Epidemiologic studies suggest sex differences in evaluation of patients presenting with ischemic stroke. Sex differences in stroke evaluation could lead to sex differences in the validity of diagnosing ischemic stroke subtypes. This study assessed sex differences in the Ischemic Stroke Genetics Study (ISGS).


The ISGS is a prospective case-control genetic association study of patients with first-ever ischemic stroke at 5 US tertiary stroke centers. The diagnostic tests performed as part of medical care were recorded for each enrolled patient.
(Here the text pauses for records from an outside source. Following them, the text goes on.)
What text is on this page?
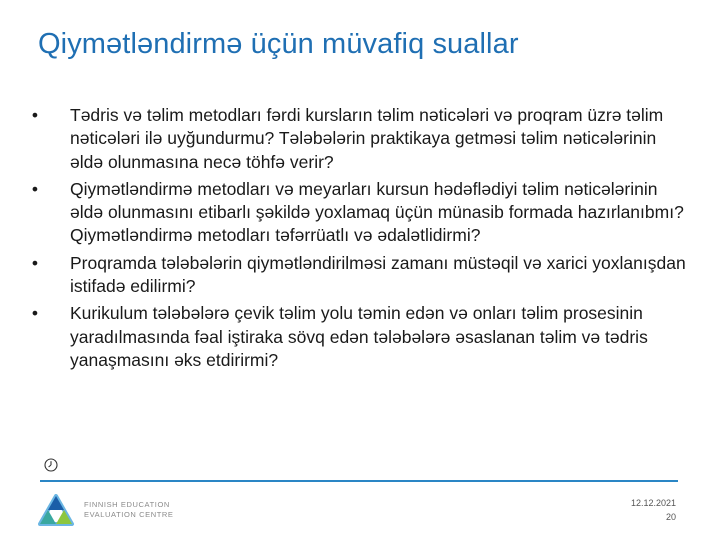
Qiymətləndirmə üçün müvafiq suallar
• Tədris və təlim metodları fərdi kursların təlim nəticələri və proqram üzrə təlim nəticələri ilə uyğundurmu? Tələbələrin praktikaya getməsi təlim nəticələrinin əldə olunmasına necə töhfə verir?
• Qiymətləndirmə metodları və meyarları kursun hədəflədiyi təlim nəticələrinin əldə olunmasını etibarlı şəkildə yoxlamaq üçün münasib formada hazırlanıbmı? Qiymətləndirmə metodları təfərrüatlı və ədalətlidirmi?
• Proqramda tələbələrin qiymətləndirilməsi zamanı müstəqil və xarici yoxlanışdan istifadə edilirmi?
• Kurikulum tələbələrə çevik təlim yolu təmin edən və onları təlim prosesinin yaradılmasında fəal iştiraka sövq edən tələbələrə əsaslanan təlim və tədris yanaşmasını əks etdirirmi?
FINNISH EDUCATION
EVALUATION CENTRE
12.12.2021
20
A total of 505 patients were enrolled; 45% (229 of 505) were women and 55% (276 of 505) were men. Mean age at time of stroke was greater for women (66.6 v 61.9 years; P = .001). Frequency of brain computed tomography was 92% (254 of 276) for men and 90% (206 of 229) for women (P = .42). Magnetic resonance imaging was completed in 84% (232 of 276) of men and 83% (191 of 229) of women (P = .91). Frequency of electrocardiography was 91% (252 of 276) for men and 90% (206 of 229) for women (P = .60). Echocardiography was done in 74% (203 of 276) of men and 79% (180 of 229) of women (P = .19). Cervical arterial imaging occurred in 91% (208 of 229) of women and 86% (237 of 276) of men (P = .09). Intracranial vascular imaging was performed in 75% (207 of 276) of men and 79% (181 of 229) of women (P = .28).


Our findings suggest no significant sex differences in the extent to which major diagnostic tests were performed in patients in ISGS. Dedicated tertiary stroke centers may reduce the sex bias in stroke evaluation that has been identified by previous studies.